To essentially save the academy from itself, Jonathan Haidt, a professor of social psychology at New York University, co-founded Heterodox Academy, a nonpartisan nonprofit committed to nurturing viewpoint diversity on college campuses. The members, now more than 2,000 professors and graduate students, are politically diverse with one common belief: The purpose of a university is to teach students how to think, not what to think.

“A small range of socio-political views are communally endorsed as reasonable or valid,” writes co-founder Debra Mashek in a Heterodox mission statement. “Rather than doing the challenging work of thinking through how a novel position might contain a piece of the truth, difference is coded as offense. … Even trace amounts of ideological difference in a classroom can exceed somebody’s threat threshold and get labeled as bigoted or fascist.” 

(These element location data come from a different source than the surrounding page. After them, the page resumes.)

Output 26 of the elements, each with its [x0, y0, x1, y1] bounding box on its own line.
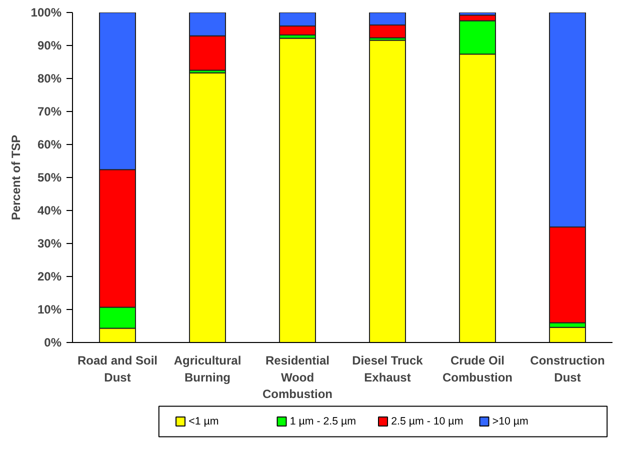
y-tick-label: 90% — [37, 38, 62, 52]
bar — [189, 72, 226, 342]
y-tick-label: 70% — [37, 104, 62, 118]
legend-label: >10 µm — [492, 416, 529, 428]
y-tick-label: 60% — [37, 138, 62, 152]
x-tick-label: Crude Oil Combustion — [442, 354, 513, 384]
x-tick-label: Residential Wood Combustion — [262, 354, 333, 402]
bar — [369, 40, 406, 342]
bar — [549, 326, 586, 342]
y-tick-label: 10% — [37, 302, 62, 316]
legend-label: <1 µm — [188, 416, 219, 428]
y-tick-label: 20% — [37, 270, 62, 284]
y-tick-label: 0% — [44, 336, 62, 350]
y-tick-label: 100% — [30, 6, 62, 20]
x-tick-label: Road and Soil Dust — [78, 354, 158, 384]
y-tick-label: 50% — [37, 170, 62, 184]
bar — [279, 38, 316, 342]
x-tick-label: Agricultural Burning — [174, 354, 242, 384]
y-axis-title: Percent of TSP — [8, 134, 23, 220]
x-tick-label: Diesel Truck Exhaust — [352, 354, 424, 384]
y-tick-label: 40% — [37, 204, 62, 218]
y-tick-label: 80% — [37, 72, 62, 86]
legend-label: 2.5 µm - 10 µm — [391, 416, 464, 428]
x-tick-label: Construction Dust — [530, 354, 605, 384]
y-tick-label: 30% — [37, 236, 62, 250]
legend-label: 1 µm - 2.5 µm — [290, 416, 356, 428]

 A couple of weeks ago, Heterodox held its first Open Mind Conference in New York City. You can see it online. What’s clear is that the situation is worse than we thought. In the first panel, professor Richard Shweder discussed the insanely politicized attempt to get the American Anthropological Association to boycott Israeli academic institutions: “It felt like a disturbing political rally rather than an intellectual event.” He was “startled by the number of senior distinguished tenured faculty” who told him that they were very much opposed to a boycott, but to please not quote them publicly. 

These are tenured professors. What were they afraid of? They were afraid of students with baseball bats outside of their offices and classrooms, death threats to their families and vicious social media campaigns. In other words, leftist tantrums.

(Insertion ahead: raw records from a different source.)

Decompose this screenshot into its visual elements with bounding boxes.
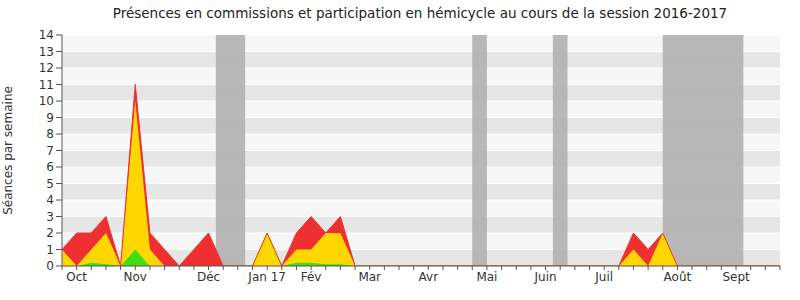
svg-text:1: 1 [46,243,54,257]
svg-text:12: 12 [39,61,54,75]
html-text:Présences en commissions et pa: Présences en commissions et participatio… [112,5,728,21]
svg-text:14: 14 [39,28,54,42]
svg-text:Fév: Fév [301,270,322,284]
svg-text:Juil: Juil [594,270,613,284]
svg-text:Août: Août [664,270,692,284]
svg-text:Déc: Déc [197,270,220,284]
svg-text:10: 10 [39,94,54,108]
svg-text:Jan 17: Jan 17 [247,270,286,284]
svg-text:Avr: Avr [419,270,439,284]
svg-text:8: 8 [46,127,54,141]
svg-text:5: 5 [46,177,54,191]
svg-text:Nov: Nov [124,270,147,284]
svg-text:Oct: Oct [66,270,87,284]
svg-text:3: 3 [46,210,54,224]
svg-text:Juin: Juin [534,270,557,284]
svg-text:11: 11 [39,78,54,92]
svg-text:13: 13 [39,45,54,59]
svg-text:2: 2 [46,226,54,240]
svg-text:7: 7 [46,144,54,158]
svg-text:Mai: Mai [476,270,497,284]
svg-text:6: 6 [46,160,54,174]
svg-text:4: 4 [46,193,54,207]
svg-text:9: 9 [46,111,54,125]
svg-text:Séances par semaine: Séances par semaine [8,86,15,215]
svg-text:0: 0 [46,259,54,273]
svg-text:Mar: Mar [358,270,381,284]
svg-text:Sept: Sept [722,270,750,284]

No, this isn’t social justice at all, but authoritarian adherence to the Orthodoxy — what one panelist called “the new religion.” The university as political pawn; the students as stormtroopers.

Indeed, the atmosphere at many colleges can only be described as mob rule: Students continually disrupt classes, shouting down anyone who doesn’t adhere to the orthodoxy; “non-approved” speakers are completely shut down, often accompanied by rioting; cowardly administrators tell police to “stand down,” leaving speakers, professors and students to fend for themselves. 

The purpose of a university is to teach students how to think, not what to think.

Although many panelists labeled what’s going on a “crisis,” the tone of the conference was optimistic — We can fix this. Why? Because they believe that the majority of professors are not Marxist fanatics who approve of any of this. Rather, the silent majority is waiting for the tide to turn. 

Heterodox’s goal is to increasingly embolden professors and force administrators to put clear guidelines in place about civil discourse: You cannot shut down or shout down anyone else. If you continue to engage in this call-out culture, there will be serious consequences. 

This all sounds great in slowly changing the climate: “Where humility and curiosity replace righteousness and indignation,” as Mashek put it.

But a match needs to be lit on our side: Holding professors and administrators to higher standards. How? Pull your kid from any university that allows any of this. I transferred twice —  it’s much easier than you might think. But don’t just transfer, publicize loudly and clearly why you are transferring. Dwindling endowments and bad PR talk. 

Meanwhile, don’t discourage your kids from being rebels. Rebels have changed the world, time and again. Rebels question orthodoxies. They “follow truth wherever it may lead,” as Thomas Jefferson put it upon founding the University of Virginia. In today’s culture of continual outrage, encourage your kids to be rebels of reason.


Karen Lehrman Bloch is an author and cultural critic.